In Idaho, for example, Cascadia was the only skilled operator to create a designated COVID unit. The company took over a Boise building closed in early 2021 by Good Sam and extended a license from another building under a PHE waiver. The local hospital then had a place to send recovering patients. Cascadia also tapped into hospital nursing staff to cover some open shifts as labor shortages became more dire.

“That led to a lot of really good collaborative conversations with the hospital systems,” LaForte said. “There’s been so much collaborative discussion, it’s maintaining. Even on workforce, it’s maintaining.”

So, why, he asks, isn’t the federal government more interested in collaborative strategies? Like many providers, he feels the positioning of the administration over the last year is a cheap and easy win politically, but one that has a potentially devastating impact on the ability of seniors and others with disabilities to find care close to home.

He has worked in the past with AHCA Senior Vice President of Quality and Regulatory Affairs David Gifford, MD, to propose a new use of civil monetary penalties.
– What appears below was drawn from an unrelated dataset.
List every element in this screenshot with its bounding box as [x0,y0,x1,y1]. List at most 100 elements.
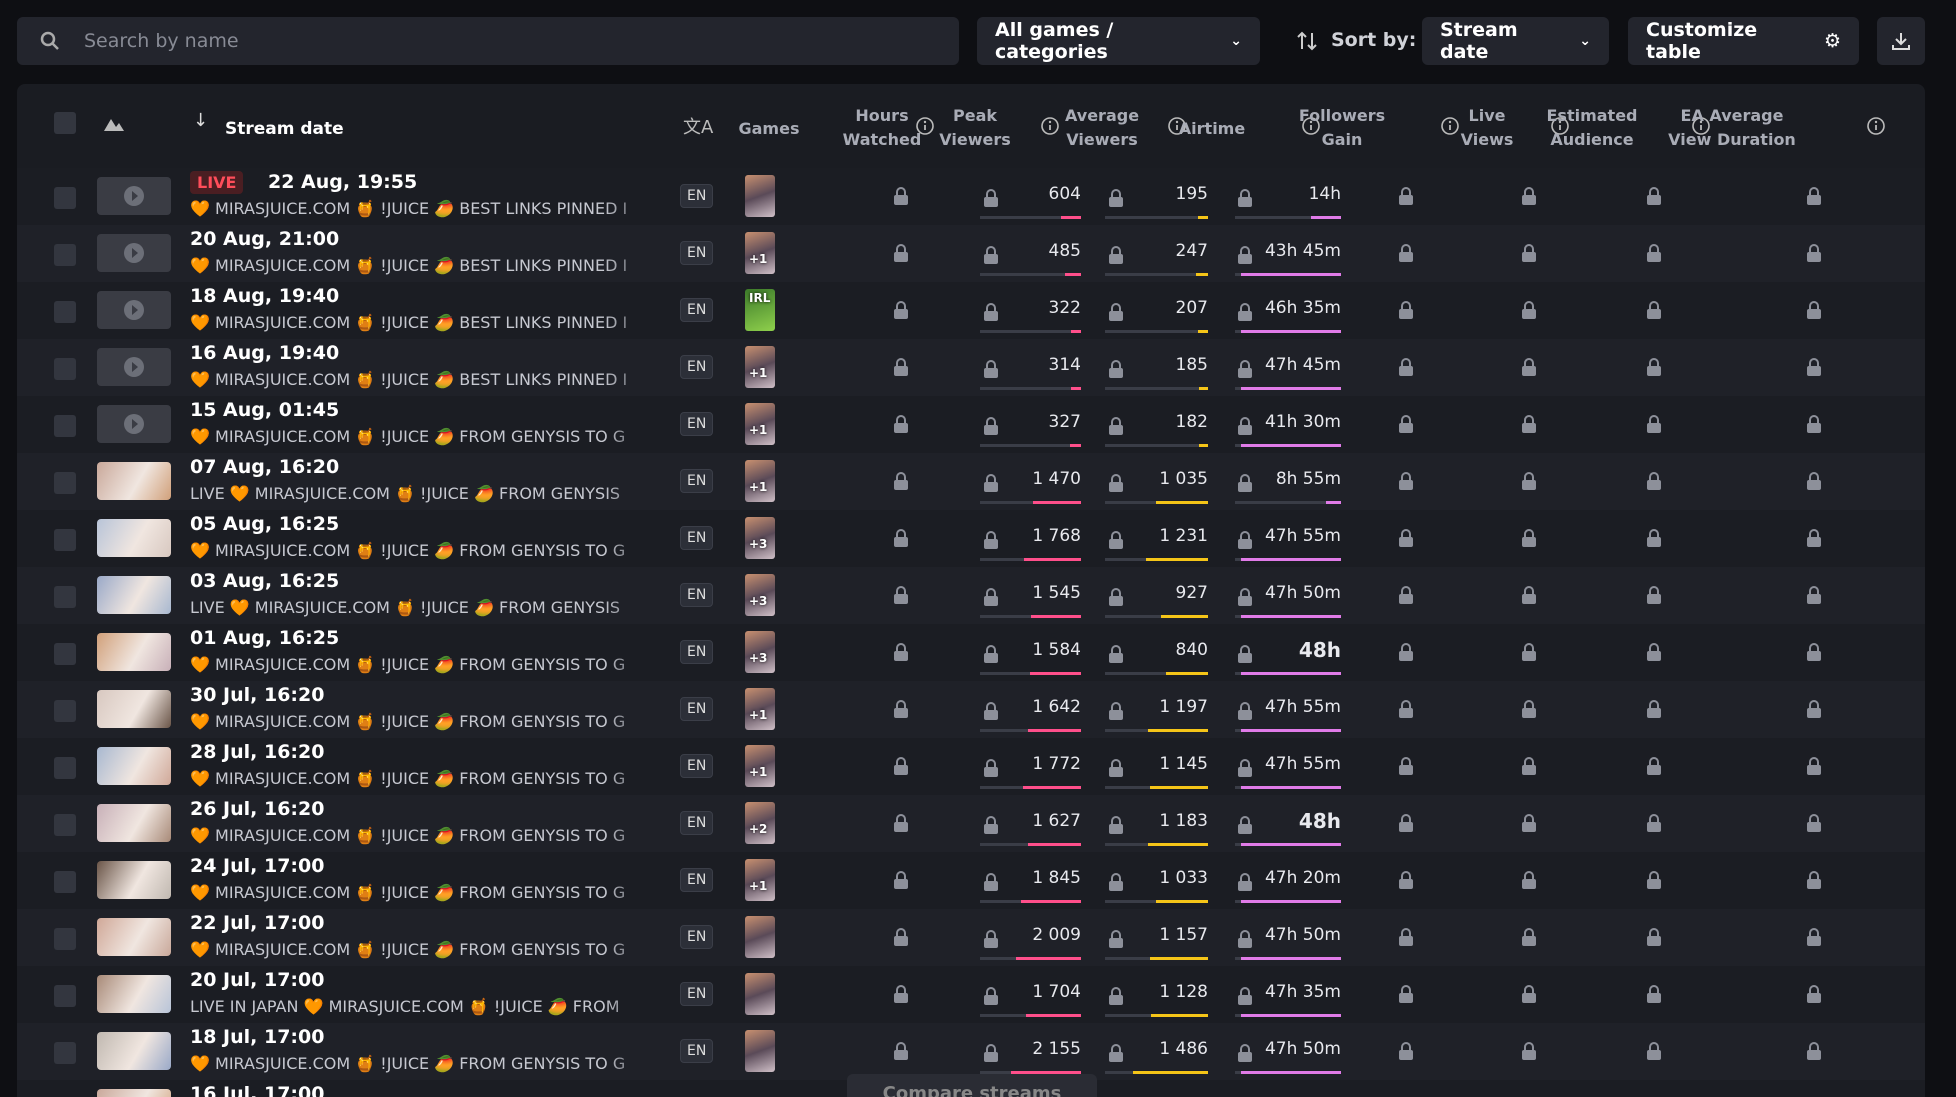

Instead of holding them in hard-to-access grant programs, CMS could direct the collected funds back out to providers who then have to use them in a prescribed manner under third-party monitoring.

“Why can’t we go back to the drawing board and do this? … If what we’re talking about is quality care, benefiting residents, taking a CMP out of a building that’s already got issues doesn’t do it. It just makes (the building) weaker,” he explains.

“If what we’re trying to do is ensure healthcare, ensure access, ensure quality, there’s a way to get at it,” he adds. “Some of it is regulatory, but some of it is collaborative. “Why can’t we come up with programs that incentivize quality, that incentivize operators to take on turnarounds?”